FS#34358 - [linux] 3.8.x -3.9.x System Hangs Without Any message at Boot

Attached to Project: Arch Linux
Opened by Sudhir Khanger (donniezazen) - Monday, 18 March 2013, 16:33 GMT
Last edited by Tobias Powalowski (tpowa) - Tuesday, 06 August 2013, 13:45 GMT
Task Type Bug Report
Category Kernel
Status Closed
Assigned To Tobias Powalowski (tpowa)
Thomas Bächler (brain0)
Architecture All
Severity Medium
Priority Normal
Reported Version
Due in Version Undecided
Due Date Undecided
Percent Complete 100%
Votes 14
Private No

Details

Description: I did a clean installation of ArchLinux on Thinkpad T420i using EFISTUB/rEFInd. System hangs as soon as it tries to load kernel. The issue exist on both linux-3.7.10-1 and linux-3.8.3-2 on my system. When I try to boot fallback it takes me back to rEFInd screen and if I then click stock kernel it boots fine. I have to try to boot fallback a few times for this to work. I have followed beginners guide very closely and seems to have followed instructions properly.


Additional info:
* package version(s)
linux-3.7.10-1
linux-3.8.3-2

* config and/or log files etc.
Please let me know what log files do I need to provide.

* forum discussion
https://bbs.archlinux.org/viewtopic.php?id=156670

Steps to reproduce:
Just try to boot stock kernels.

Thanks.
This task depends upon

Closed by  Tobias Powalowski (tpowa)
Tuesday, 06 August 2013, 13:45 GMT
Reason for closing:  No response
Comment by Artem A Klevtsov (unikum) - Monday, 18 March 2013, 19:28 GMT Comment by cfr (cfr42) - Wednesday, 20 March 2013, 23:08 GMT
I have the same issue except that I get the same hang with the fallback image - it does not take me back to the rEFInd screen. I can boot using grub from the rEFInd screen but I cannot boot the kernel using either image successfully.

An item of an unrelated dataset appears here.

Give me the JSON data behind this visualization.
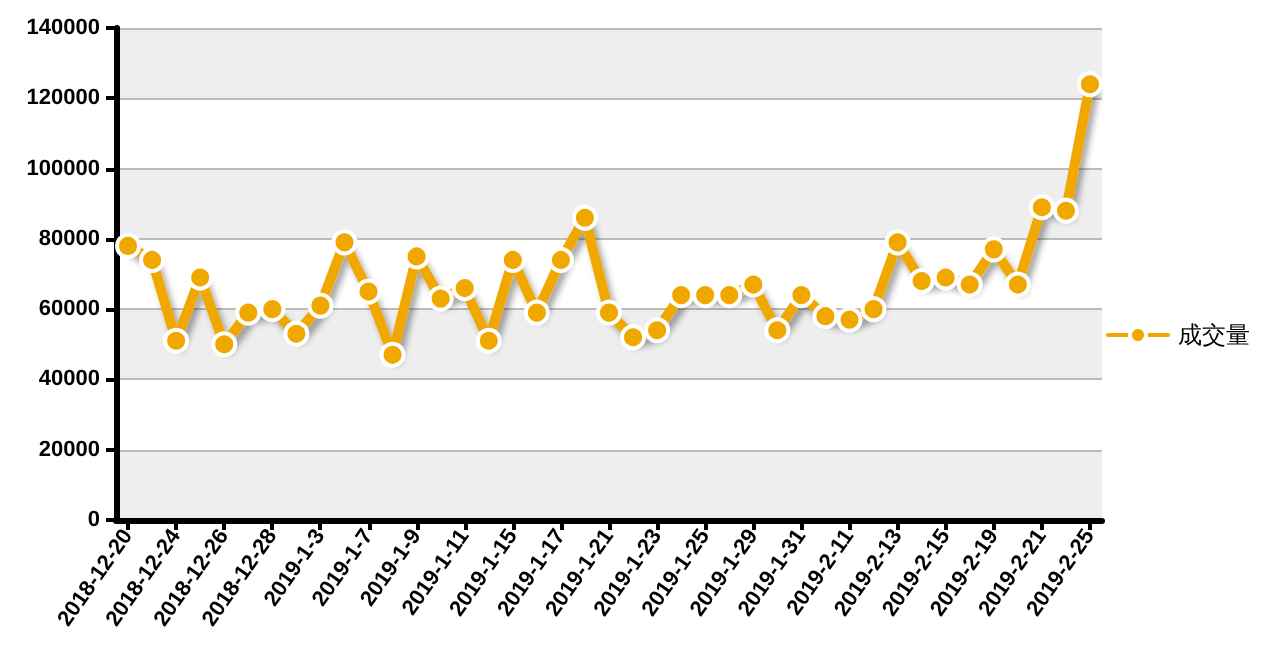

I did not have the issue with linux-3.7.10-1. I first see the issue with linux-3.8.3-2.
Comment by Rod Smith (srs5694) - Thursday, 21 March 2013, 19:28 GMT
According to users in https://bbs.archlinux.org/viewtopic.php?pid=1247353#p1247353 (see posts 119-123, perhaps others), using a version of rEFInd compiled with GNU-EFI works around the problem. (Arch's rEFInd, and the official upstream rEFInd, are compiled with TianoCore EDK II.) Using the version 1 EFI shell also works for some users whereas the version 2 EFI shell fails. Some users say that gummiboot, which is built with GNU-EFI, fails, so it's not quite as simple as GNU-EFI being good and TianoCore being bad, but there does seem to be a correlation in at least some cases.
Comment by Vasya Pupkin (shahid) - Friday, 22 March 2013, 21:30 GMT
I have 99% same problem as described, but:
- I have NO rEFInd. Just plain old toshiba laptop.
- I've NOT tested on 3.7.10. i've updated 3.7.4 -> 3.8.4 right now and see the issue.
- Issue in NOT reproduceable on 3.7.4 and 3.6.10 kernels with mkinitcpio 0.13.0-1.
- Issue IS reproduceable on 3.8.4-ARCH kernel.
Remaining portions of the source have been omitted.